Host your own by downloading the source code @ GITHUB.

During lockdowns and shift toward home office most teams faced a variety of challenges. Since our team is used to SCRUM and doing estimates using SCRUM Poker we wanted to find an online tool for that. Our requirement was that we wanted to just start playing without the hassle of writing in stories and the names of the tasks that we are going to be estimating because that is all done via screen sharing and talking in Teams, Skype and Slack.

Planning Poker (or SCRUM poker) is a gamified technique for estimating stories in software development. In planning poker, members of the group make estimates by playing numbered cards face-down to the table, instead of speaking them aloud. The cards are revealed, and the estimates are then discussed. The goal is to get the same estimate for the whole team.

A deck of planning poker cards.

We were searching for online tools and none were suitable for our needs because they offered too much functionality which made the app unnecessarily complicated and less user friendly. As we always discussed our projects via conferencing tools we only needed a simple room where you can show the cards to your team and quickly start playing.The basics we needed were:

  • Users can create a room (become admins) and other users can join that room using some sort of code
  • An admin can reveal the cards manually and start new rounds
  • When all estimates are thrown on the table the cards are automatically revealed to all room members

Because the game is simple in its nature, we decided we will build it for internal use. Being early adopters of GraphQL and also partners with Hasura which offers instant GraphQL API’s over PostgreSQL we decided to use the RHC stack (who doesn’t like abbreviations right?).

To explain the abbreviation — our stack of choice — React, Hasura, Caprover.

Because Hasura offers hassle free creation of CRUD (create, read, update, delete) operations and simple authorisation and authentication techniques we decided to keep track of the time spent in order to see what Hasura can actually bring us, time-wise. Next, an analysis follows in each segment (planning, design, development and testing).

PLANNING

Part of each project is the planning phase. 1 man-hour was used to sketch up ideas and draw up some prototypes. We also scheduled one meeting (1 man-hour) to discuss our ideas (this included two developers and the designer).

Because we knew which technologies we would be using, we made a sketch of the database model and defined our entities. For that we used 3 man-hours.

An initial paper protoype for the structure of the app.
Initial mockup screenshot (without design) and some Slack discussion (in Slovene of course).

Total count: 5 man-hours

DESIGN

After an initial sketch was made, we had two design meetings. The initial one (where we were throwing out ideas) and the second one where we finalised the details.

Designing Planning Poker. Not a lot of screens, but still.

Total count: 12 man-hours

DEVELOPMENT

Frontend

For the frontend part, with initial mockups we spent 8 man-hours for the first draft, project initialisation and then 8 man-hours for design changes.

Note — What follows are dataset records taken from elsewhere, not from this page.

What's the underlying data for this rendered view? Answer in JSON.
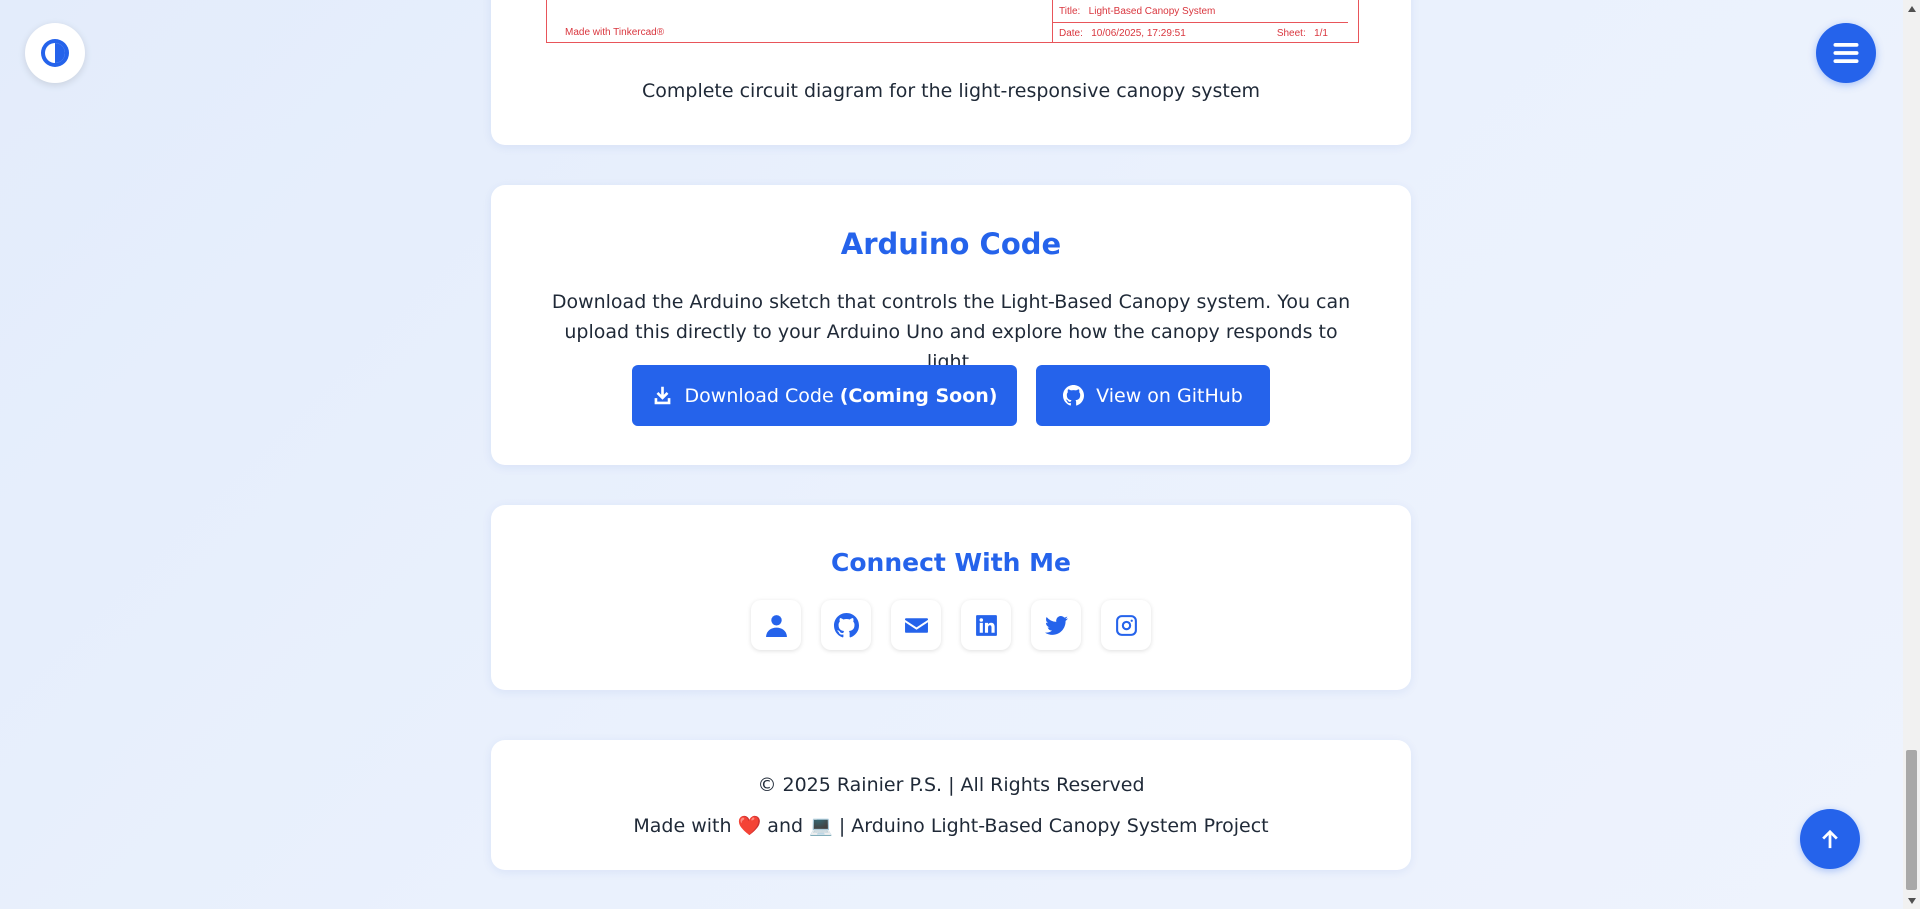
{
  "diagram": {
    "made_with": "Made with Tinkercad®",
    "title_label": "Title:",
    "title_value": "Light-Based Canopy System",
    "date_label": "Date:",
    "date_value": "10/06/2025, 17:29:51",
    "sheet_label": "Sheet:",
    "sheet_value": "1/1",
    "caption": "Complete circuit diagram for the light-responsive canopy system"
  },
  "arduino": {
    "title": "Arduino Code",
    "description": "Download the Arduino sketch that controls the Light-Based Canopy system. You can upload this directly to your Arduino Uno and explore how the canopy responds to light.",
    "download_label": "Download Code",
    "download_badge": "(Coming Soon)",
    "download_icon": "download-icon",
    "github_label": "View on GitHub",
    "github_icon": "github-icon"
  },
  "connect": {
    "title": "Connect With Me",
    "links": [
      {
        "icon": "user-icon"
      },
      {
        "icon": "github-icon"
      },
      {
        "icon": "email-icon"
      },
      {
        "icon": "linkedin-icon"
      },
      {
        "icon": "twitter-icon"
      },
      {
        "icon": "instagram-icon"
      }
    ]
  },
  "footer": {
    "copyright": "© 2025 Rainier P.S. | All Rights Reserved",
    "made_with": "Made with",
    "heart": "❤️",
    "and": "and",
    "laptop": "💻",
    "project": "| Arduino Light-Based Canopy System Project"
  },
  "floating": {
    "theme_icon": "contrast-icon",
    "menu_icon": "hamburger-menu-icon",
    "top_icon": "arrow-up-icon"
  },
  "colors": {
    "accent": "#2563eb",
    "schematic_red": "#d9363e",
    "heart": "#f43f5e"
  }
}
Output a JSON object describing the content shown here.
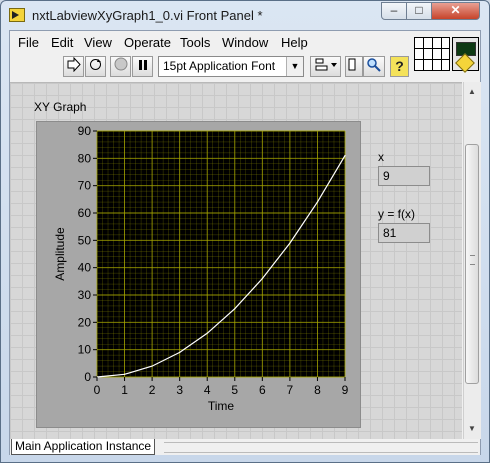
{
  "window": {
    "title": "nxtLabviewXyGraph1_0.vi Front Panel *",
    "buttons": {
      "minimize": "–",
      "maximize": "□",
      "close": "✕"
    }
  },
  "menu": [
    "File",
    "Edit",
    "View",
    "Operate",
    "Tools",
    "Window",
    "Help"
  ],
  "toolbar": {
    "run_icon": "run-arrow-icon",
    "font_select": "15pt Application Font"
  },
  "panel": {
    "graph_label": "XY Graph",
    "x_label": "x",
    "x_value": "9",
    "y_label": "y = f(x)",
    "y_value": "81"
  },
  "status": {
    "context": "Main Application Instance"
  },
  "colors": {
    "plot_bg": "#000000",
    "grid": "#a5a500",
    "trace": "#ffffff",
    "frame": "#a7a7a7"
  },
  "chart_data": {
    "type": "line",
    "xlabel": "Time",
    "ylabel": "Amplitude",
    "xlim": [
      0,
      9
    ],
    "ylim": [
      0,
      90
    ],
    "x_ticks": [
      0,
      1,
      2,
      3,
      4,
      5,
      6,
      7,
      8,
      9
    ],
    "y_ticks": [
      0,
      10,
      20,
      30,
      40,
      50,
      60,
      70,
      80,
      90
    ],
    "grid": true,
    "series": [
      {
        "x": [
          0,
          1,
          2,
          3,
          4,
          5,
          6,
          7,
          8,
          9
        ],
        "values": [
          0,
          1,
          4,
          9,
          16,
          25,
          36,
          49,
          64,
          81
        ]
      }
    ]
  }
}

Afterwards when the backend models were built an additional 16 man-hours were needed for the logic and testing.

Backend

  • Project setup — the setup of the local environment and dockerization was 3 man-hours (setting up docker compose, environment variables etc.) and setting up the NodeJS service which will handle room joining and creation
  • Hasura — creating the models was easy — from the planning phase we took the model we built (which took 1/4 man-hour to implement in Hasura) and added permission schemas (1 man-hour). Later we added custom actions (that will be triggered on our service) which needed an additional 1 man-hour
  • NodeJS — custom backend logic for adding and creation of the room and JWT token creation, 2 man-hours including manual testing

Infrastructure

We decided to use Caprover for our PaaS provider as it is intuitive and really easy to use. For Hasura we basically just needed to select their image and the deployment was done (including database setup and persistent storage).

TESTING

We didn’t write any tests (because of the scale of the app), we mainly did manual testing in smaller teams.

Total count: 8 man-hours

So, to sum it up the total time spent was 72,25 man-hours. Let’s check out a summary now comparing it to estimates by using a different backend stack (the estimates were based on the initial three features that we wanted to implement in our app).

Note that we are presuming that the planning, design and infrastructure phase would take us the same amount of time.

Using Hasura we reduced the time spent on developing the backend by 85.5%.

Using Hasura was 85.5% faster. Of course there are a lot of presumptions here, the estimates for other stack choices can not be entirely accurate.

We noticed that most of the reduced time comes from the auto generation of CRUD, ready to be used authorizaton mechanisms and having GraphQL as an API which simplified our frontend development efforts.

From our point of view Hasura saved us a lot of time and effort and frontend development was also easier because GraphQL was used as an API.

The source code is available on Github. It is licensed under Apache License 2.0. Feel free to add to it.